Investigation: Mean Little Girls
Why are so many little girls becoming bullies. We dig for answers
We often hear about middle school or high school bullying, but 1st grade? Experts are seeing it and finding a special problem with girls Video by kmtv.comvideo
Omaha, NE -- Mean little girls. The bully problem creeping into 1st, 2nd, 3rd grade right here in Omaha and now some experts think they may know why. We often hear about middle school or high school bullying, but 1st grade? Experts are seeing it and finding a special problem with girls.
Our little girls love them: Hannah Montana, iCarly, Victorious, some experts now say the shows aren't just capturing girls' attention - they might be leaving behind a nasty impression.
Mean Girls, a popular 2004 movie where it's cool to write mean things about other teenage girls in a book. Now some experts say that bad girl behavior is a popular attitude in lots of shows, even TV shows made for kids like Disney's A.N.T. Farm. Sam on Disney's iCarly is often hitting poor Freddie. Jade on Victorious' admits she's a mean girl "dark and prickly".
Misty Kuiper watches her kids TV shows closely. "Some of the cartoons that you can see are getting just they're not very educational, they just show violence," explained the concerned mom.
But hey, mean girls on TV aren't new. Carlie Brown's Lucy could often be mean to Carlie Brown. In one episode Lucy said to Charlie, "These slides will show your tendency towards fatness. Look at that stomach, even your nose is fat!"
Indiana professor Nicole Martins says most girls didn't want to "be" like Lucy. Today even the lead girl characters can have a mean swagger and that can be trouble. "There seems to be a link between particularly with children who see these typical behaviors in shows and how they manifest their aggression in the classroom," explained Martins.
Martins actually studied it and she found the aggressive characters didn't do much to change the little boys' behavior, but they did see a definite spike in aggression when the little girls see it -even in the adult shows! Professor Martins said in one hour after watching shows like American Idol, The Simpson's and Survivor little girls showed aggressive behavior.
Turns out, there's an official term for it too called "Girl Relational Bullying". The New York Times did an investigation about it and their experts say mean little girl attitude "is going under the radar".

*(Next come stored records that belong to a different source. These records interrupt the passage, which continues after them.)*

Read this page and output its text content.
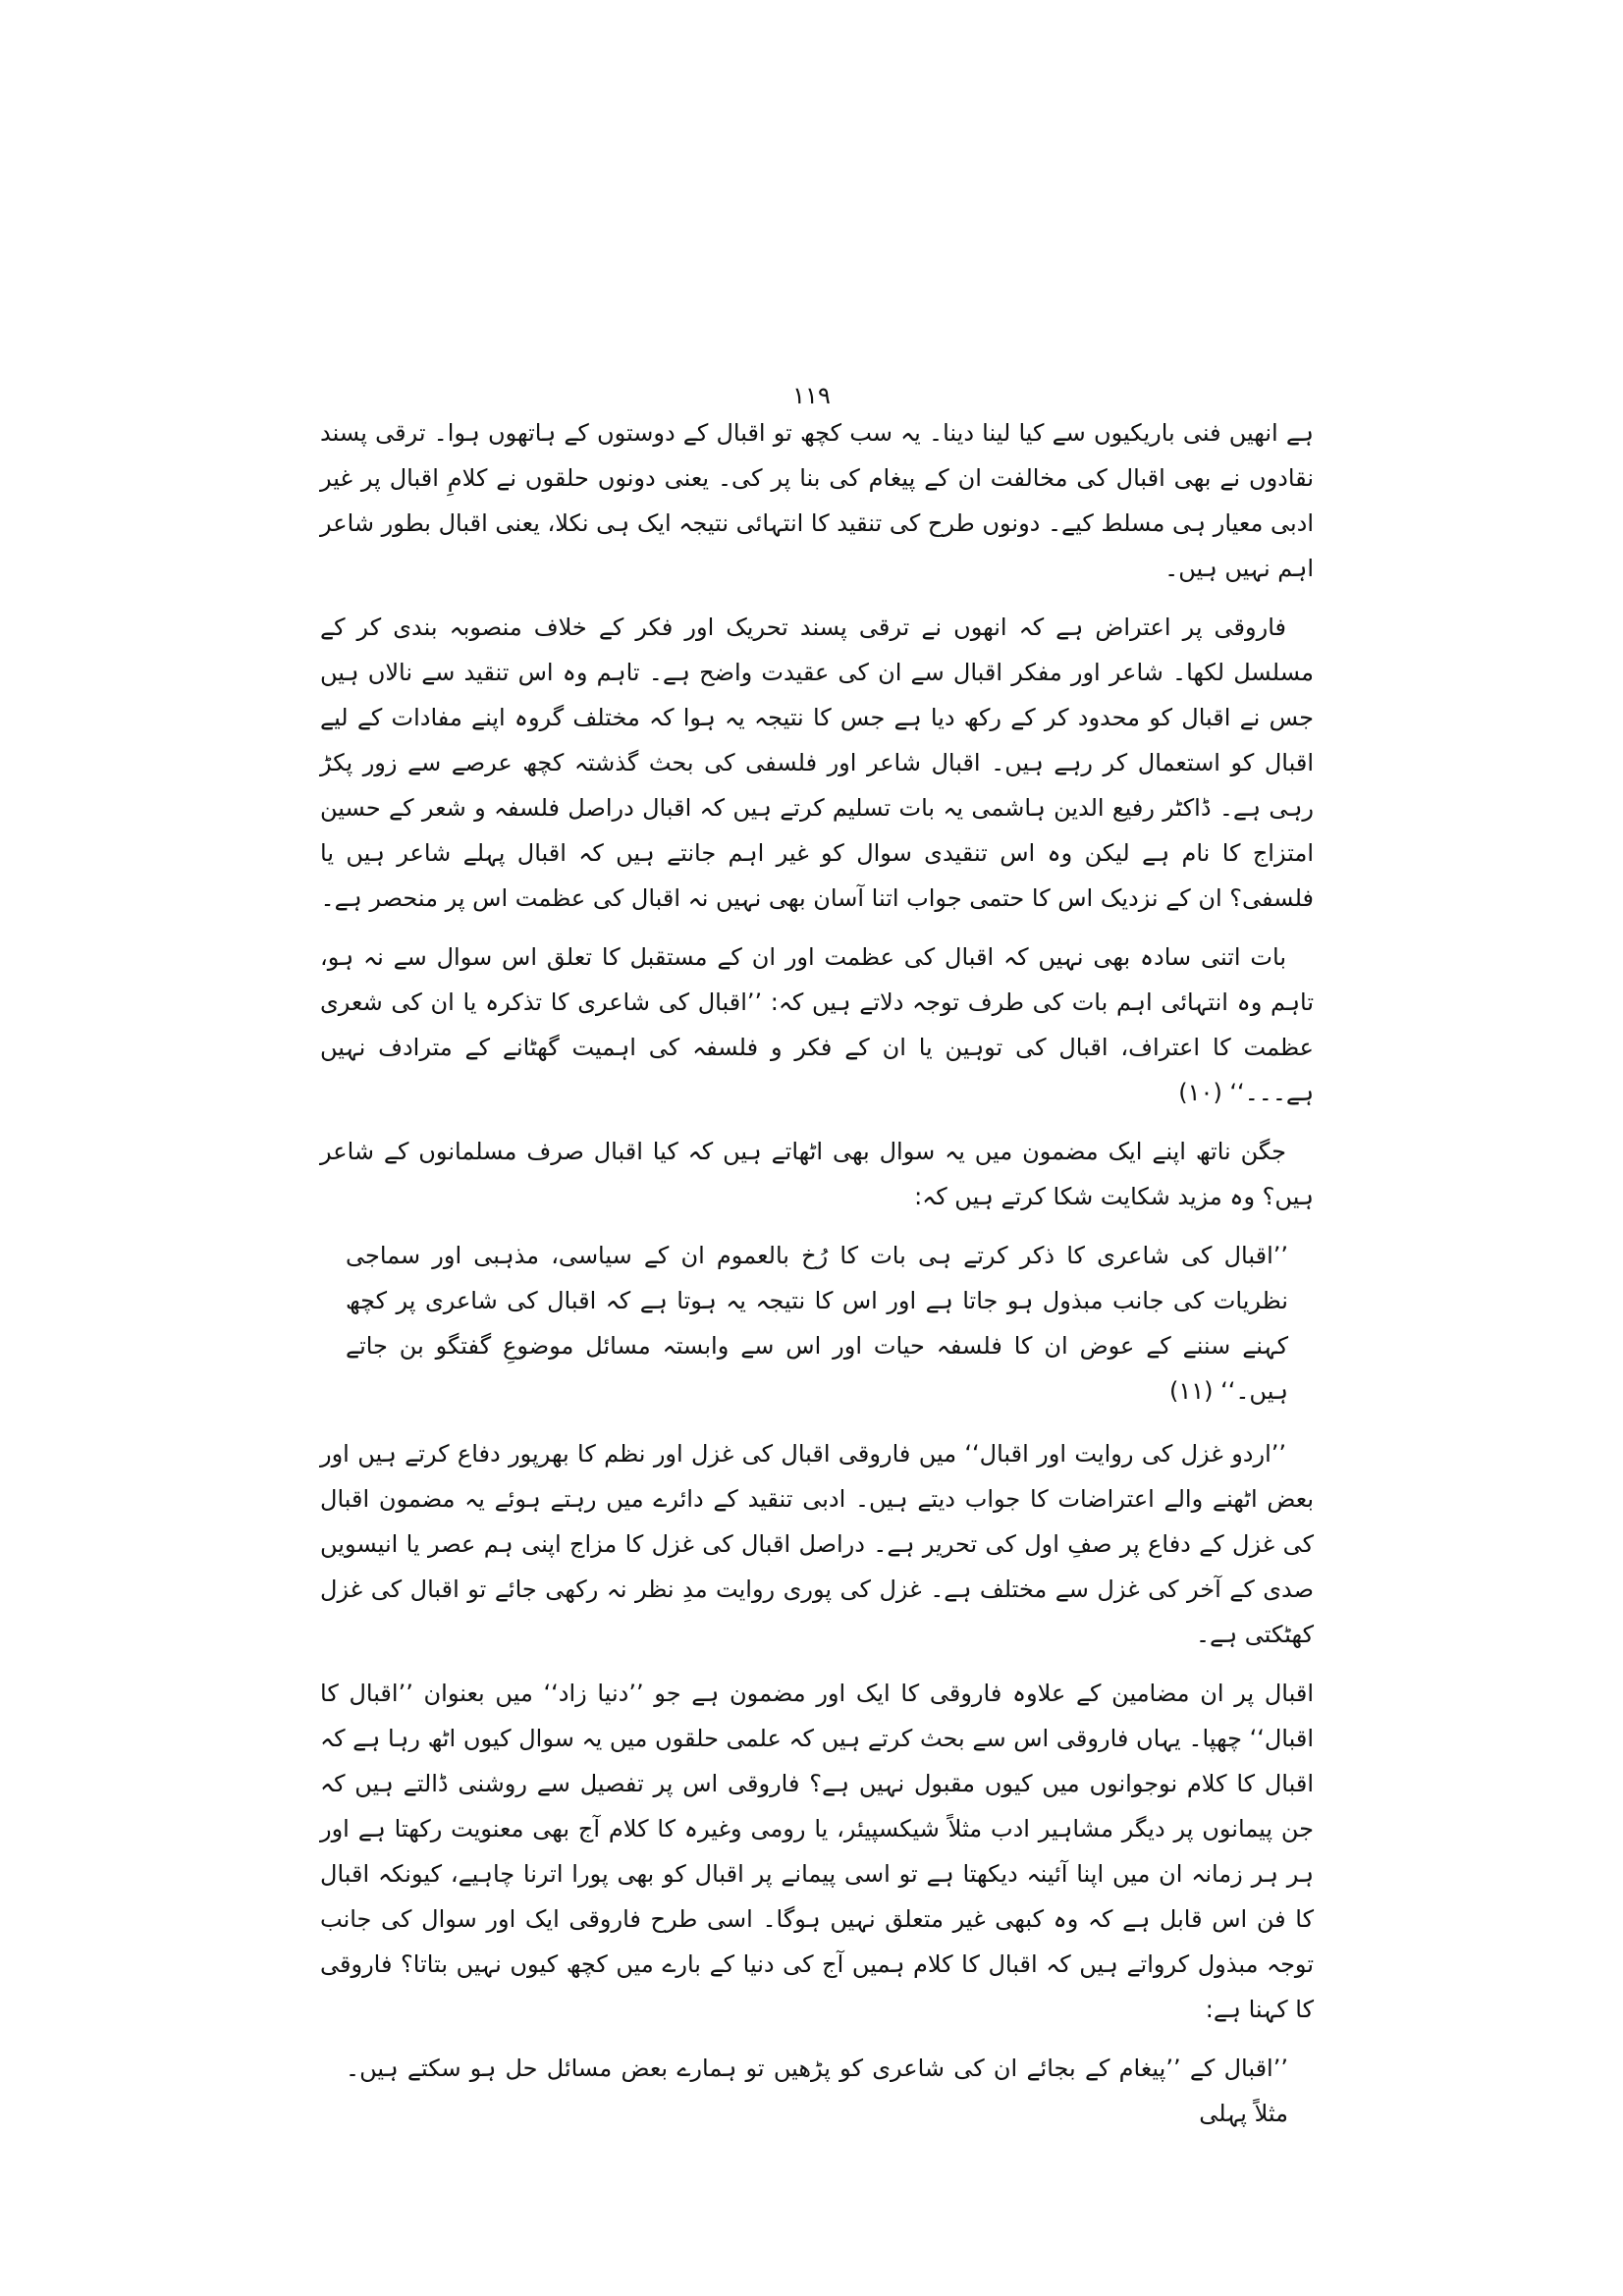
۱۱۹

ہے انھیں فنی باریکیوں سے کیا لینا دینا۔ یہ سب کچھ تو اقبال کے دوستوں کے ہاتھوں ہوا۔ ترقی پسند نقادوں نے بھی اقبال کی مخالفت ان کے پیغام کی بنا پر کی۔ یعنی دونوں حلقوں نے کلامِ اقبال پر غیر ادبی معیار ہی مسلط کیے۔ دونوں طرح کی تنقید کا انتہائی نتیجہ ایک ہی نکلا، یعنی اقبال بطور شاعر اہم نہیں ہیں۔

فاروقی پر اعتراض ہے کہ انھوں نے ترقی پسند تحریک اور فکر کے خلاف منصوبہ بندی کر کے مسلسل لکھا۔ شاعر اور مفکر اقبال سے ان کی عقیدت واضح ہے۔ تاہم وہ اس تنقید سے نالاں ہیں جس نے اقبال کو محدود کر کے رکھ دیا ہے جس کا نتیجہ یہ ہوا کہ مختلف گروہ اپنے مفادات کے لیے اقبال کو استعمال کر رہے ہیں۔ اقبال شاعر اور فلسفی کی بحث گذشتہ کچھ عرصے سے زور پکڑ رہی ہے۔ ڈاکٹر رفیع الدین ہاشمی یہ بات تسلیم کرتے ہیں کہ اقبال دراصل فلسفہ و شعر کے حسین امتزاج کا نام ہے لیکن وہ اس تنقیدی سوال کو غیر اہم جانتے ہیں کہ اقبال پہلے شاعر ہیں یا فلسفی؟ ان کے نزدیک اس کا حتمی جواب اتنا آسان بھی نہیں نہ اقبال کی عظمت اس پر منحصر ہے۔

بات اتنی سادہ بھی نہیں کہ اقبال کی عظمت اور ان کے مستقبل کا تعلق اس سوال سے نہ ہو، تاہم وہ انتہائی اہم بات کی طرف توجہ دلاتے ہیں کہ: ’’اقبال کی شاعری کا تذکرہ یا ان کی شعری عظمت کا اعتراف، اقبال کی توہین یا ان کے فکر و فلسفہ کی اہمیت گھٹانے کے مترادف نہیں ہے۔۔۔‘‘ (۱۰)

جگن ناتھ اپنے ایک مضمون میں یہ سوال بھی اٹھاتے ہیں کہ کیا اقبال صرف مسلمانوں کے شاعر ہیں؟ وہ مزید شکایت شکا کرتے ہیں کہ:

’’اقبال کی شاعری کا ذکر کرتے ہی بات کا رُخ بالعموم ان کے سیاسی، مذہبی اور سماجی نظریات کی جانب مبذول ہو جاتا ہے اور اس کا نتیجہ یہ ہوتا ہے کہ اقبال کی شاعری پر کچھ کہنے سننے کے عوض ان کا فلسفہ حیات اور اس سے وابستہ مسائل موضوعِ گفتگو بن جاتے ہیں۔‘‘ (۱۱)

’’اردو غزل کی روایت اور اقبال‘‘ میں فاروقی اقبال کی غزل اور نظم کا بھرپور دفاع کرتے ہیں اور بعض اٹھنے والے اعتراضات کا جواب دیتے ہیں۔ ادبی تنقید کے دائرے میں رہتے ہوئے یہ مضمون اقبال کی غزل کے دفاع پر صفِ اول کی تحریر ہے۔ دراصل اقبال کی غزل کا مزاج اپنی ہم عصر یا انیسویں صدی کے آخر کی غزل سے مختلف ہے۔ غزل کی پوری روایت مدِ نظر نہ رکھی جائے تو اقبال کی غزل کھٹکتی ہے۔

اقبال پر ان مضامین کے علاوہ فاروقی کا ایک اور مضمون ہے جو ’’دنیا زاد‘‘ میں بعنوان ’’اقبال کا اقبال‘‘ چھپا۔ یہاں فاروقی اس سے بحث کرتے ہیں کہ علمی حلقوں میں یہ سوال کیوں اٹھ رہا ہے کہ اقبال کا کلام نوجوانوں میں کیوں مقبول نہیں ہے؟ فاروقی اس پر تفصیل سے روشنی ڈالتے ہیں کہ جن پیمانوں پر دیگر مشاہیر ادب مثلاً شیکسپیئر، یا رومی وغیرہ کا کلام آج بھی معنویت رکھتا ہے اور ہر ہر زمانہ ان میں اپنا آئینہ دیکھتا ہے تو اسی پیمانے پر اقبال کو بھی پورا اترنا چاہیے، کیونکہ اقبال کا فن اس قابل ہے کہ وہ کبھی غیر متعلق نہیں ہوگا۔ اسی طرح فاروقی ایک اور سوال کی جانب توجہ مبذول کرواتے ہیں کہ اقبال کا کلام ہمیں آج کی دنیا کے بارے میں کچھ کیوں نہیں بتاتا؟ فاروقی کا کہنا ہے:

’’اقبال کے ’’پیغام کے بجائے ان کی شاعری کو پڑھیں تو ہمارے بعض مسائل حل ہو سکتے ہیں۔ مثلاً پہلی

Melvin Clancy worked in Omaha Public Schools for 33-years. Action 3 News asked Melvin, "Are little girls meaner than they were when you first started working back in 1971?"
Melvin quickly responded, "A resounding yes!"
Clancy remembers when girl bullies were like a character on 80's hit show Punky Bruster. The bully was a loner who often was bigger in size and didn't need others to make a point.
Melven explained, "Now we have say a more modern little girl. She is more calculating. She has a group of peers very much like her usually she is very popular instead of the bully who was the outcast."
Experts say TV shows now have a "mean girl" who often helps move the story line along teaching girls it's okay to prolong the meanness.
On an episode of the Brady Bunch, Peter Brady knocked a bully out during an after school fight. Cindy Brady said "Baby talk baby talk it's a wonder you can talk."
Researchers agree that older TV shows had their mean little girls, too. More often another character would jump in with a lesson, like Peter Brady did after Cindy teased the crying bully. "Why shouldn't we tease him," questioned a confused Cindy Brady.
Peter responded, "For the same reason you wouldn't want him teasing you."
Over at Carter Lake Elementary, Emma Slayman and Savannah Kuiper agree with Melvin Clancy. They see a bully problem already and they are only in second and third grades.
Emma Slayman said, "A bully is someone that hurts you, toddle's on you and even kill or punches you or calls you names."
Emma and Savannah got so tired of mean girls "and" boys they started a new Anti-Bullying Club and lots of little kids are joining! The girls even told the city council about the problem. Barely able to see over the podium, Savannah Kuiper said to Carter Lake City Council, "We would like all the kids to stand up for themselves and be proud of who they are."
They're little girls standing for niceness. Experts say it's a slippery slope for our little girls swimming in sea of nastiness.